Por estar no outro extremo do traçado da FNS o Rio Grande do Sul vai ter também que esperar. No momento está em obras a Extensão Sul da Ferrovia (Anápolis/Estrela d’Oeste, SP). Tem 699 quilômetros, orçados em R$ 4,9 bilhões. A conclusão é para 2016, mas sem certezas. Devido à crise na economia, nas finanças da União e aos cortes orçamentários, a Valec, empresa do Ministério dos Transportes e proprietária da Ferrovia Norte-Sul, não fixa prazo de conclusão da linha até Estrela d’Oeste. Na sua dimensão completa a FNS começa em Barcarena (PA) e termina no porto de Rio Grande (RS). Já na conexão Estrela d’Oeste/Porto de Rio Grande, chamada Prolongamento Sul, que possui 2.050 km, a Valec tem somente alguns trabalhos, não prazos.
Em agosto de 2015, por exemplo, o Estudo de Viabilidade Técnica e Ambiental (EVTA) do Prolongamento Sul foi apresentado na Fiergs pelo ministro dos Transportes, à época, Antônio Carlos Rodrigues. A análise custou R$ 9,8 milhões e cobriu 1.731 km dos quais 833 km no RS. Os trilhos desse percurso riscariam 82 cidades de quatro estados: 30 (RS), 14 (SC), 31 (PR) e oito (SP).

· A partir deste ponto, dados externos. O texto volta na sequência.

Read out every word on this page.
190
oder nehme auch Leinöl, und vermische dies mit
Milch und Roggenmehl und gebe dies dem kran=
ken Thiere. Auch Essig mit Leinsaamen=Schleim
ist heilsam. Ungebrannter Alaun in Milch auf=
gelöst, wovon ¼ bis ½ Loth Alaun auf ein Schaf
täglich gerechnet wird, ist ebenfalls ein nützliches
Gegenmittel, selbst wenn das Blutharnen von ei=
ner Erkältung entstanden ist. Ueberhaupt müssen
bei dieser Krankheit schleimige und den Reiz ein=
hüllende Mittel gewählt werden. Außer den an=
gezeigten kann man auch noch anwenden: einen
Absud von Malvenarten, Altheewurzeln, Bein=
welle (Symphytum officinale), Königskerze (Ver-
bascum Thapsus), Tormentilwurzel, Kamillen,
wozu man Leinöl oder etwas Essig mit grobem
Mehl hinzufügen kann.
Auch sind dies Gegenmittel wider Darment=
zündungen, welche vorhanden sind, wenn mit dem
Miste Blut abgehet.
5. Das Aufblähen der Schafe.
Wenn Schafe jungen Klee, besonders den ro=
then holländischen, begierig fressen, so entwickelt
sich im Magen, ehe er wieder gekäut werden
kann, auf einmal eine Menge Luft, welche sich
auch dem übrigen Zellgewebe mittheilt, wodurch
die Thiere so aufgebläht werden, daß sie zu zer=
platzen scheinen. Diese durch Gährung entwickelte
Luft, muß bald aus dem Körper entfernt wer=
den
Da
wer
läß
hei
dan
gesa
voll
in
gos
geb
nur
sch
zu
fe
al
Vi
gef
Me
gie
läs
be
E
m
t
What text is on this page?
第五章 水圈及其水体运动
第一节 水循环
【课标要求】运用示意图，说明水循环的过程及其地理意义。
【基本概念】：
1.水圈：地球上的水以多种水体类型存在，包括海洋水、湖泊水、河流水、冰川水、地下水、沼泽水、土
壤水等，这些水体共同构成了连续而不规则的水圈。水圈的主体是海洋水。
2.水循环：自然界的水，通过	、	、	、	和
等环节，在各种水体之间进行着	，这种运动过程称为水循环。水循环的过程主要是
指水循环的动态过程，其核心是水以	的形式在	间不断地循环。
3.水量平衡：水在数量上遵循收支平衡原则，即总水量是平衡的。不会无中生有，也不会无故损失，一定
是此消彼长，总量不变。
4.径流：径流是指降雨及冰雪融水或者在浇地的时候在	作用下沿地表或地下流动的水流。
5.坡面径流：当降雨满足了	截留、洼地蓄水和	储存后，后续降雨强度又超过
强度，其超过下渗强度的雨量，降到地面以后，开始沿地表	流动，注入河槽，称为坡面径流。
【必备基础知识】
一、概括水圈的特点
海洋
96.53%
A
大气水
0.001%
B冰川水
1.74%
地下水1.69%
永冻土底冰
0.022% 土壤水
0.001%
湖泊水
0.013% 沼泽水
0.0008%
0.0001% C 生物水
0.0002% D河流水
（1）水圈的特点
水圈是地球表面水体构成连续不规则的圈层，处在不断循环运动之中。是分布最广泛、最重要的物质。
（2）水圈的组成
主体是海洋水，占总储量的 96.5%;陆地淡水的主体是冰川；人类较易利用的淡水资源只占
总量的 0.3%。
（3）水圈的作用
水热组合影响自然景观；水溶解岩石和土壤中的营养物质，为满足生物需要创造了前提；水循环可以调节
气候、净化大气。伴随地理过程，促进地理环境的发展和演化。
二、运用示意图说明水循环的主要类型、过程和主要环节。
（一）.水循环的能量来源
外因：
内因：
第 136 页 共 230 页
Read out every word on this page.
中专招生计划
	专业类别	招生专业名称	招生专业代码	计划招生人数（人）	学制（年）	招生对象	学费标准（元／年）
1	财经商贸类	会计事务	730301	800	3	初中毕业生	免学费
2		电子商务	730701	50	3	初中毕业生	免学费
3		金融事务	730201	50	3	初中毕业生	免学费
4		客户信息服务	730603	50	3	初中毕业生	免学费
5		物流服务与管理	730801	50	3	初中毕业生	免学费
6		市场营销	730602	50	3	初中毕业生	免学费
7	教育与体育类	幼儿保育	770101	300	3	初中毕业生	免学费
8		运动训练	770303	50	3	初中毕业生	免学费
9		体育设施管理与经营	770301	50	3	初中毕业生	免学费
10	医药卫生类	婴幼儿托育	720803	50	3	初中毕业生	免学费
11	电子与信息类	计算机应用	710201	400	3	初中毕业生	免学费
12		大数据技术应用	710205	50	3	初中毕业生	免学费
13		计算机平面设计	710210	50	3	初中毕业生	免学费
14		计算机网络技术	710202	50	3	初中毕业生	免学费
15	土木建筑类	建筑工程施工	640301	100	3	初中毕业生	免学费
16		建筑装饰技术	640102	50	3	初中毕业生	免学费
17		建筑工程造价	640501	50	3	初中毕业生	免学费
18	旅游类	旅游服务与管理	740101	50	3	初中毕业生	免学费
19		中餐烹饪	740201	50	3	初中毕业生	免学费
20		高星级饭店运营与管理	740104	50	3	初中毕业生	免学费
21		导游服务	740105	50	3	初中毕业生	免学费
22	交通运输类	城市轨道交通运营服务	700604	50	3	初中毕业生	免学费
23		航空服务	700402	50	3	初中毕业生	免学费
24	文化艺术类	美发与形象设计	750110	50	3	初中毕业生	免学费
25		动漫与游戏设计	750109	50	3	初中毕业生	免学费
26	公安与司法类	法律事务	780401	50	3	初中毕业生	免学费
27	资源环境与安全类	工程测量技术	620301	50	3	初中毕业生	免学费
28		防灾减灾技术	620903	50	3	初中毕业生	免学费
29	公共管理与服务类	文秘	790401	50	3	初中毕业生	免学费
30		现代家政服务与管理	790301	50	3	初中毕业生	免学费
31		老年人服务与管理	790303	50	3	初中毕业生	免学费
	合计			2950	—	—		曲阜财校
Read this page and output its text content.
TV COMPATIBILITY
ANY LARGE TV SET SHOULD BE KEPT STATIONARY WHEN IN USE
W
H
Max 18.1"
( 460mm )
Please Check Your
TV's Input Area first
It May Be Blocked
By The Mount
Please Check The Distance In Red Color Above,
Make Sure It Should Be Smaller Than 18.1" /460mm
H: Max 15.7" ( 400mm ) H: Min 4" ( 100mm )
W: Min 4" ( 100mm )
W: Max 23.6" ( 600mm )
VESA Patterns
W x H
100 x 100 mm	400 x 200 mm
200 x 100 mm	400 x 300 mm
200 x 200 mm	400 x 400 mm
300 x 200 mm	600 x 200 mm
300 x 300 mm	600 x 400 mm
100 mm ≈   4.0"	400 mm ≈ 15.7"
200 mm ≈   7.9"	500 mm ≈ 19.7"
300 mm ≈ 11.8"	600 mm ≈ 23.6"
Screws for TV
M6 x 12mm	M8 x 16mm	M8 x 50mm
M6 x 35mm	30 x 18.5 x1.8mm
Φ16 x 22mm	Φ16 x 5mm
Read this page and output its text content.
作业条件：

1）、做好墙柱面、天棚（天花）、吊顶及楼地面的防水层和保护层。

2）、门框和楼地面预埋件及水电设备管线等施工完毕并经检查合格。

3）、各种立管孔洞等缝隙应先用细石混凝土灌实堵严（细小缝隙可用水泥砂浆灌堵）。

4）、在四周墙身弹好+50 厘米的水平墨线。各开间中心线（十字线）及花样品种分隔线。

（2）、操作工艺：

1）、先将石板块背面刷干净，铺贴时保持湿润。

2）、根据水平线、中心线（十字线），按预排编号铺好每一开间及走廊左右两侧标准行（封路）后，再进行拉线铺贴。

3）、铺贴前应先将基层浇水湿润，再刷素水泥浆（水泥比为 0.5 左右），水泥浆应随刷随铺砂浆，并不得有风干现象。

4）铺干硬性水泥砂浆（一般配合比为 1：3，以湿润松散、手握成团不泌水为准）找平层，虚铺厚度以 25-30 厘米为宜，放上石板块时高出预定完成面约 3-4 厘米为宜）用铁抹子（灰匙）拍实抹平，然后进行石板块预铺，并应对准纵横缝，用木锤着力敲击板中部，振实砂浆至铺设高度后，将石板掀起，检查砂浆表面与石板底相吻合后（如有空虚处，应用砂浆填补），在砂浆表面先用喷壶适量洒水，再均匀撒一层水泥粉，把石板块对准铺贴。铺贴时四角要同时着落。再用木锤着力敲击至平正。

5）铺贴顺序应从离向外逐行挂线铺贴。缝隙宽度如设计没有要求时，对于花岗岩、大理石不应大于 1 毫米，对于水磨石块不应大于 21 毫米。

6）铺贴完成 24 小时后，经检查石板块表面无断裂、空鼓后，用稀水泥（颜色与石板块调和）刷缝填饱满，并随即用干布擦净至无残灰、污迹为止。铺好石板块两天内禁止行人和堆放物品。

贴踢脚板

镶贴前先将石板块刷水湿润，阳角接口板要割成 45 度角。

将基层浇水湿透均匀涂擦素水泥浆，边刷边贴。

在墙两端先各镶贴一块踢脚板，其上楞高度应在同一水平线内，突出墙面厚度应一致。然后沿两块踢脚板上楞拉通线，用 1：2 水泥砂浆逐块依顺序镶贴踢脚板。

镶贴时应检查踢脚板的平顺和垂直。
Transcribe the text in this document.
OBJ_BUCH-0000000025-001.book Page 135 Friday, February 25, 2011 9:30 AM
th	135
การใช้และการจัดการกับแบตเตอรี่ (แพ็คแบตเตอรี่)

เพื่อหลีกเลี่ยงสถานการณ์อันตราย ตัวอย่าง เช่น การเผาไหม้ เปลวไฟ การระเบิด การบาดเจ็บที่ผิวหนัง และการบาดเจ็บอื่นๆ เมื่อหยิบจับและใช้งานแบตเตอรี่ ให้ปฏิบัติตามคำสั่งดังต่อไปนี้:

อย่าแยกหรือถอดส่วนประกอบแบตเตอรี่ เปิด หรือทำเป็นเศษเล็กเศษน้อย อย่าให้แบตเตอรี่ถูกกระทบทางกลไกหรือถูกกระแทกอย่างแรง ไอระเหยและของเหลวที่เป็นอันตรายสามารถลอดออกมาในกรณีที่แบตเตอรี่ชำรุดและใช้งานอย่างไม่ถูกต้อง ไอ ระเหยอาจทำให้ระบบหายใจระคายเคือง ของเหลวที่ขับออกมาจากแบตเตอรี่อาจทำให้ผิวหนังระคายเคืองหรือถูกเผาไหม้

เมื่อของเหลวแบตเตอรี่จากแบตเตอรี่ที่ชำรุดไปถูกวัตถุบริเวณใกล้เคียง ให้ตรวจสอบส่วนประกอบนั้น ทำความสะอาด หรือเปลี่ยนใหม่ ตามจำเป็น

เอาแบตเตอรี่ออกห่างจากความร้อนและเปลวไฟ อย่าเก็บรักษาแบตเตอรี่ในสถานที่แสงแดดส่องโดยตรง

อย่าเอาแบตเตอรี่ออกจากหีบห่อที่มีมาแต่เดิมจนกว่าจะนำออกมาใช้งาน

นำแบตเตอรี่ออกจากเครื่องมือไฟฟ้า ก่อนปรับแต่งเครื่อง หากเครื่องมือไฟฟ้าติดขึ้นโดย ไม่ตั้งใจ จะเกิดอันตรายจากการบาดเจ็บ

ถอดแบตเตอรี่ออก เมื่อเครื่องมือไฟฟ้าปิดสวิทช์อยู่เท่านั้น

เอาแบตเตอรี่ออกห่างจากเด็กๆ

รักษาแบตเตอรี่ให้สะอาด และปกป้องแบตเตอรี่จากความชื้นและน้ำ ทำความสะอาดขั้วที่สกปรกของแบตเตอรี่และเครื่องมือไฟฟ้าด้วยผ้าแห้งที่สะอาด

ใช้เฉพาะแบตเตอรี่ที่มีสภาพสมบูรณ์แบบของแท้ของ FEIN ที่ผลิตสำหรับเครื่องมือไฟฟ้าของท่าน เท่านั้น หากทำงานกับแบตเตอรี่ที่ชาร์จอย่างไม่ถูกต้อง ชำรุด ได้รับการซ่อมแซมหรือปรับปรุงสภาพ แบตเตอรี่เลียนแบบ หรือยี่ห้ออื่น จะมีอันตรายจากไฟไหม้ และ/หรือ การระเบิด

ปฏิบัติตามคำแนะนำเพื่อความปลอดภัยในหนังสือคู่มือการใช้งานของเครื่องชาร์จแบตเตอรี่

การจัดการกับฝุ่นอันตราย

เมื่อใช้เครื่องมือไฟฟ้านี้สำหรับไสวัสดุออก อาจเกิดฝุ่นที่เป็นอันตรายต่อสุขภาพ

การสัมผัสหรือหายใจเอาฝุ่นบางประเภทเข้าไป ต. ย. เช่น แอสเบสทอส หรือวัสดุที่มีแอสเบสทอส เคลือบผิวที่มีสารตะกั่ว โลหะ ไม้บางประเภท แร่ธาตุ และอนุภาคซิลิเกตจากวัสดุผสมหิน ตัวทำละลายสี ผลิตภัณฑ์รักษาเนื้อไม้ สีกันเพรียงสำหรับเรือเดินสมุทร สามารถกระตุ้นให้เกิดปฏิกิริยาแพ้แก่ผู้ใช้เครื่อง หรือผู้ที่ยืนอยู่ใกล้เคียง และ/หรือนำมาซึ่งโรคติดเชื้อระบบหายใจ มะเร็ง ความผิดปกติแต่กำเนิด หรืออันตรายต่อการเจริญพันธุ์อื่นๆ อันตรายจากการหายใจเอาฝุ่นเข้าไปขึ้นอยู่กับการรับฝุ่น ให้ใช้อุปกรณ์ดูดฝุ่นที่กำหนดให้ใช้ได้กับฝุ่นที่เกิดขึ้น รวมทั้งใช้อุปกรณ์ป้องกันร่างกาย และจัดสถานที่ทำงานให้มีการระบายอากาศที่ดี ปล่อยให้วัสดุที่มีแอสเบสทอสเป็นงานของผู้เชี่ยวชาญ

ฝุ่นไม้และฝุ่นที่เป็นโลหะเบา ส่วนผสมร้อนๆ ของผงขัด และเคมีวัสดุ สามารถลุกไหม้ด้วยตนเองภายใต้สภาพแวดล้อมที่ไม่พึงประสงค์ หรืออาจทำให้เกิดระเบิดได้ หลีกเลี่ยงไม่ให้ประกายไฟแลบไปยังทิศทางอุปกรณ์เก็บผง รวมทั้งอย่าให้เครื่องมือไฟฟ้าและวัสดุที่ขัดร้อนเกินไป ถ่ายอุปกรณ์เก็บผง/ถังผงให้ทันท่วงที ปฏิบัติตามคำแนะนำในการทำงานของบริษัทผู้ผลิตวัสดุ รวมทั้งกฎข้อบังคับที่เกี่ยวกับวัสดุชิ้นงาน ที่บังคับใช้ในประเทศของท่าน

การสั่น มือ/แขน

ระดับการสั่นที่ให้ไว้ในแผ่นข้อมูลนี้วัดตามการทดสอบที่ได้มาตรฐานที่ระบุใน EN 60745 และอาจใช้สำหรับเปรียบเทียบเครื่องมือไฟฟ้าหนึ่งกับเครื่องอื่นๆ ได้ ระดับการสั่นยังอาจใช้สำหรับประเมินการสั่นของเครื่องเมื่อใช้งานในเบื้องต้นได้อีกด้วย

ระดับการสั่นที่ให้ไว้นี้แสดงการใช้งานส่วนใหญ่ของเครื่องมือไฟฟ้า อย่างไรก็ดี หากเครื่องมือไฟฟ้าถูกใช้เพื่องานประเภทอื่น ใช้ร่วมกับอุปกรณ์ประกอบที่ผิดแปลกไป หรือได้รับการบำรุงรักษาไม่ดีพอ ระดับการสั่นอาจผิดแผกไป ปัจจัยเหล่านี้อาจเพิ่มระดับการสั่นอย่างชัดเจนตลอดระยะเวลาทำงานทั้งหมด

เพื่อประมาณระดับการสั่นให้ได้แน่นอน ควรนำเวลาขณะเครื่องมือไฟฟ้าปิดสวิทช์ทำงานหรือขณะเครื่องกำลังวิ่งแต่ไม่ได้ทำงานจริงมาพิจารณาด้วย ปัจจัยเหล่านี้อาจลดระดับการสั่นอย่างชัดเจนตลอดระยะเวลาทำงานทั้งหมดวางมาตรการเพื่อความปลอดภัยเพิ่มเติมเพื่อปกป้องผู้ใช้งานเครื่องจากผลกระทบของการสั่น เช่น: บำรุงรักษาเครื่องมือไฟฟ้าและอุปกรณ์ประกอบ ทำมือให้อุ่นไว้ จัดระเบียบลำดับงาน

“Quando houver elaboração do projeto básico a diretriz será novamente examinada com muito mais precisão e detalhamento para determinação do eixo da via, e eventualmente poderá sofrer alterações localizadas. A diretriz se mantém”, diz a empresa do ministério. Falta, portanto, o projeto básico. Depois dele, tem ainda o projeto executivo. Em 2015 foi estimado o custo do Prolongamento Sul da FNS em R$ 8,3 bilhões. A Valec não endossa esse valor.
Falta projeto básico
Pronto desde o ano passado o caro EVTA, iniciado em 2012, sobre o Prolongamento Sul da ferrovia está no limbo. O governo chegou a anunciar um novo plano às demais etapas da FNS: fazer leilões nos quais a Valec construiria a parte mais difícil do traçado e o setor privado, as outras. A ideia seria examinada por três ministérios. Agora, porém, a bola voltou ao centro do gramado político. Os ministros com poder de decisão sobre o futuro dos novos trechos da FNS são outros: Transportes, Planejamento e Fazenda – o do Planejamento é apenas tapa-buraco do afastamento de Romero Jucá por efeito da Operação Lava-Jato. No seu discurso o governo Temer é enfático no uso das palavras “corte, reforma e aperto”, e tem destacado o vultoso déficit nas contas da União de R$ 170 bilhões na pauta de 2016. O prolongamento Sul da FNS, por isso, não aparenta que será prioridade do governo atual.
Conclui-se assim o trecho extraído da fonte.